In 2012-2013, we developed a battery of tactile tasks (paper) that can be applied to children within a reasonable amount of time (40 min). In this battery, several aspects of touch are measured to obtain a lot of information about different tactile aspects. One reason for using the tasks that we use (see below) is that they, to some degree, provide information about the inhibitory system as is shown by invasive/animal studies.

Fundamentals

Tactile sensitivity is difficult to measure, and in disorders it has classically been approached via questionnaires and rating scales. While informative, these metrics provide little information as to the sensory nature of the tactile function and often include emotional as well as sensory aspects. Psychophysics allos for the controlled and objective assessment of tactile sensitivity and tasks are often linked to physiological mechanisms.

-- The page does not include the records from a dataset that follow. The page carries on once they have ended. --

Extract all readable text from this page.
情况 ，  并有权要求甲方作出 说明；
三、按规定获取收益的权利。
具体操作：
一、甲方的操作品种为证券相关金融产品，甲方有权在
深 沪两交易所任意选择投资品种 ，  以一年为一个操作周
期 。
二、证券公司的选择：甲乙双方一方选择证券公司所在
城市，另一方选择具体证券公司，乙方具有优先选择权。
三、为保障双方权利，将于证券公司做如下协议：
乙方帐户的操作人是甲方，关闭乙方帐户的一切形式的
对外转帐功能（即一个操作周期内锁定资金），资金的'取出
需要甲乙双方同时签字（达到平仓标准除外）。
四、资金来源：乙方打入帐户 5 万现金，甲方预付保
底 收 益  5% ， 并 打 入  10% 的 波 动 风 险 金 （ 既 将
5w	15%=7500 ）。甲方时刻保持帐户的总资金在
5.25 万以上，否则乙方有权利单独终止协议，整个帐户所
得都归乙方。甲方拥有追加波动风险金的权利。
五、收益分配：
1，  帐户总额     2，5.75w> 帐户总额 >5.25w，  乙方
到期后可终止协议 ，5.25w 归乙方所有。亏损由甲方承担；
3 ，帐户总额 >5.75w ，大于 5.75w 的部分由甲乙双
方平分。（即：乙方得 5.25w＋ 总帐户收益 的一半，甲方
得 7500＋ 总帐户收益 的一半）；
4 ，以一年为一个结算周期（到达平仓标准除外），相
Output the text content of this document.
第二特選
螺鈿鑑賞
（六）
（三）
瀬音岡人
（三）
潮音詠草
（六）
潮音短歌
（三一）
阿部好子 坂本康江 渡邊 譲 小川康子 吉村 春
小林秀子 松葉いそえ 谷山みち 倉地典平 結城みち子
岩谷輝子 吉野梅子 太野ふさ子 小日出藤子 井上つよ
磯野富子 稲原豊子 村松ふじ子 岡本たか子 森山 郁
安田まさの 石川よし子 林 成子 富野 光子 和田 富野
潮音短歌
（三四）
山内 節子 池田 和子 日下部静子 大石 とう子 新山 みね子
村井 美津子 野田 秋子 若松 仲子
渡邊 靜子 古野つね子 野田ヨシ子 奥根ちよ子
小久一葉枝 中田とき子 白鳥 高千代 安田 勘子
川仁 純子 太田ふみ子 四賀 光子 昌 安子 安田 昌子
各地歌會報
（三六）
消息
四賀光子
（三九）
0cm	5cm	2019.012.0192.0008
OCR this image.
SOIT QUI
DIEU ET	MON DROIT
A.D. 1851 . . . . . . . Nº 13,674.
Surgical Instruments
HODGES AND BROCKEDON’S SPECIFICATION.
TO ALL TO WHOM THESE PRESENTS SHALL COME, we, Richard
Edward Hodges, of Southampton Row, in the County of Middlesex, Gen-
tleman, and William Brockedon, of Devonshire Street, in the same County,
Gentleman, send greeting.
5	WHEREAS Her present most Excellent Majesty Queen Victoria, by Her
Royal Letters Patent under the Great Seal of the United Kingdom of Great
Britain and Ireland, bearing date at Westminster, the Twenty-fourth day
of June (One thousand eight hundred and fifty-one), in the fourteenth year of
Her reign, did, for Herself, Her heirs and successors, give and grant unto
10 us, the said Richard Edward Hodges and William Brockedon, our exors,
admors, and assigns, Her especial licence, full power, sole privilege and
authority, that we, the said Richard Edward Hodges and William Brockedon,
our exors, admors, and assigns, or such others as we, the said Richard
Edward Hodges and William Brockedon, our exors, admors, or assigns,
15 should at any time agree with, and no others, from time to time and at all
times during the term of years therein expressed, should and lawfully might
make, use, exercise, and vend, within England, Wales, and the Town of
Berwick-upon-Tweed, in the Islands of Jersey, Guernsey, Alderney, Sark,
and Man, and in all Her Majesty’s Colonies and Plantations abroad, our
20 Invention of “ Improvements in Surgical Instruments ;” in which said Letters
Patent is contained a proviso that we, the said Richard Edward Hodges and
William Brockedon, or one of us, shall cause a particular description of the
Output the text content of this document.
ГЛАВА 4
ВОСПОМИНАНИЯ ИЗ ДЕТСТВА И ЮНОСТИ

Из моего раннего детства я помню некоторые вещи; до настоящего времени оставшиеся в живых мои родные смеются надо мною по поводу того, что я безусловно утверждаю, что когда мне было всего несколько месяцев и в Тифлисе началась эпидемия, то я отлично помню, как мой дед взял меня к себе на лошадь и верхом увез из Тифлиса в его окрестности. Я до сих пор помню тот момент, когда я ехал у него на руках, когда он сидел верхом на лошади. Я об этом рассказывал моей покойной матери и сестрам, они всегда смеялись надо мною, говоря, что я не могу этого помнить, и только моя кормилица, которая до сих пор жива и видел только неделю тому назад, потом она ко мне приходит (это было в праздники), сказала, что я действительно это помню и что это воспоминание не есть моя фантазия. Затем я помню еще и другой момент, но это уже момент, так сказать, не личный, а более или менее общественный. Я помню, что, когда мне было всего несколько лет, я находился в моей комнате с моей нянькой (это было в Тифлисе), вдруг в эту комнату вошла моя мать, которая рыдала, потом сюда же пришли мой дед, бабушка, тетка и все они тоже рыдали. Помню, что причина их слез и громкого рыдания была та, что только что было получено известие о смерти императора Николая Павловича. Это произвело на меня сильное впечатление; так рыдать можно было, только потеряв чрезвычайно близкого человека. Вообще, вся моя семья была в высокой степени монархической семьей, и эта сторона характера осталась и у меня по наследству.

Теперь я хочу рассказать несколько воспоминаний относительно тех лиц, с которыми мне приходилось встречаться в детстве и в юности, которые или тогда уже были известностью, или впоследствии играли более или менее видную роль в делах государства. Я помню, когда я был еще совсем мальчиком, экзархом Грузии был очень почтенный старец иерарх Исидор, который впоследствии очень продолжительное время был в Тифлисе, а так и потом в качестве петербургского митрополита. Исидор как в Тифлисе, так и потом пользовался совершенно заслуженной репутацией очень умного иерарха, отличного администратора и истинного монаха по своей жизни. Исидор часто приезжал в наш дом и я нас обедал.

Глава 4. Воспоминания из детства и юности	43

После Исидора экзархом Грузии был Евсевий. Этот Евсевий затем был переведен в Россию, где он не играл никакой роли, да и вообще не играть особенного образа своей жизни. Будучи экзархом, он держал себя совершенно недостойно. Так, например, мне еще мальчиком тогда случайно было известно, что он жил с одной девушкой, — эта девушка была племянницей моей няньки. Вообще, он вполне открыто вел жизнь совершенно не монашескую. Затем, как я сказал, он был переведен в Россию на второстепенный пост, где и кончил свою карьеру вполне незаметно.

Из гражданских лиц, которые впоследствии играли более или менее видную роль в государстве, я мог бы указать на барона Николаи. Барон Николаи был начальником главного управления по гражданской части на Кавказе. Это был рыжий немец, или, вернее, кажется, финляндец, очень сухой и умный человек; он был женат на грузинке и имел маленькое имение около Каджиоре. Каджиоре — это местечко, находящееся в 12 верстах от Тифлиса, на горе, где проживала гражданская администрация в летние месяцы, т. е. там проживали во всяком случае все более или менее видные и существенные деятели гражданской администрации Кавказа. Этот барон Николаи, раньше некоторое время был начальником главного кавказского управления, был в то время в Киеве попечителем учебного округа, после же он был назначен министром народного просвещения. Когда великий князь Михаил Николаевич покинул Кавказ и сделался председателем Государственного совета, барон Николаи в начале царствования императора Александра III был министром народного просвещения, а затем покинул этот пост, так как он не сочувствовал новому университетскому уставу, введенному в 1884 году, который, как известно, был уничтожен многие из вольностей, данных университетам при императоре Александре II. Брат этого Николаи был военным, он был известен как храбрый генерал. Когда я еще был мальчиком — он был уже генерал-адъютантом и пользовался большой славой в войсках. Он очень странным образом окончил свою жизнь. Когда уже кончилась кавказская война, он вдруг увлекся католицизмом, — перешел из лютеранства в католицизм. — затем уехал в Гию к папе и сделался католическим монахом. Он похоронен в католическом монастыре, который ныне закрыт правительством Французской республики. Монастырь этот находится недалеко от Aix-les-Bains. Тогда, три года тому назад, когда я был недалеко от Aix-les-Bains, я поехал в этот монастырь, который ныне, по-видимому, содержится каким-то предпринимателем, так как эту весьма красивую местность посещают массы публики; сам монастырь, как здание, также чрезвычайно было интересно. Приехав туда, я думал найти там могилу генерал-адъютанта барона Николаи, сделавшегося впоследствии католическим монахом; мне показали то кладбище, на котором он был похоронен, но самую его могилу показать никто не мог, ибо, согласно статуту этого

In the tasks we use, we typically use a 2 forced choice paradigm. In each trial, participants are presented with two choices and they have to choose one of these two choices (without interference of an examiner, and the same for each and every participant). For instance, I present a weak stimulus on your middle finger and a strong stimulus on your index finger and ask you which of the two fingers received the strongest stimulus.

To measure the smallest difference in stimulus intensity that you can detect, I make the difference smaller in the next trial, so I present a weak stimulus, and a stronger-stimulus-slightly-weaker-than-in-the-previous-trial. When I make this difference smaller each time you have it correct, but slightly bigger again every time you have it wrong, after a while the difference is at a level where you can sometimes feel the difference and sometimes can't. This would be your intensity discrimination threshold. There are different ways of doing this (see below)

EXAMPLE: Each circle is a trial, the y-axis indicates the measure you're interested in, e.g. intensity difference. The first 3 trials are correct (blue circle) and so the difference decreases. The answer in the 4th trial is wrong and so the difference increases. the next couple of trials are correct again and so the difference decreases. Now in this case, for the second half of the experiment, participants have to have two in a row correct in order to decrease the difference, but one wrong in order to increase it again. The average across the last few trials can be taken as the threshold.

There are different ways of doing such a task and the above is a mere example. The step size can be constant, or can be adaptive, the threshold can be 50% correct or 75% correct. An entirely different way of doing this is via the method of constant stimuli, where a predefined set of stimuli are presented, pseudo-randomly and repetitively, and the percentage detection curve is fitted to give a threshold.

NOTE: In our pediatric studies, we do relatively few trials because children have a limited attention span. This is not-optimal, and so rather than doing the most thorough test we can do, we test a lot of children to see group differences.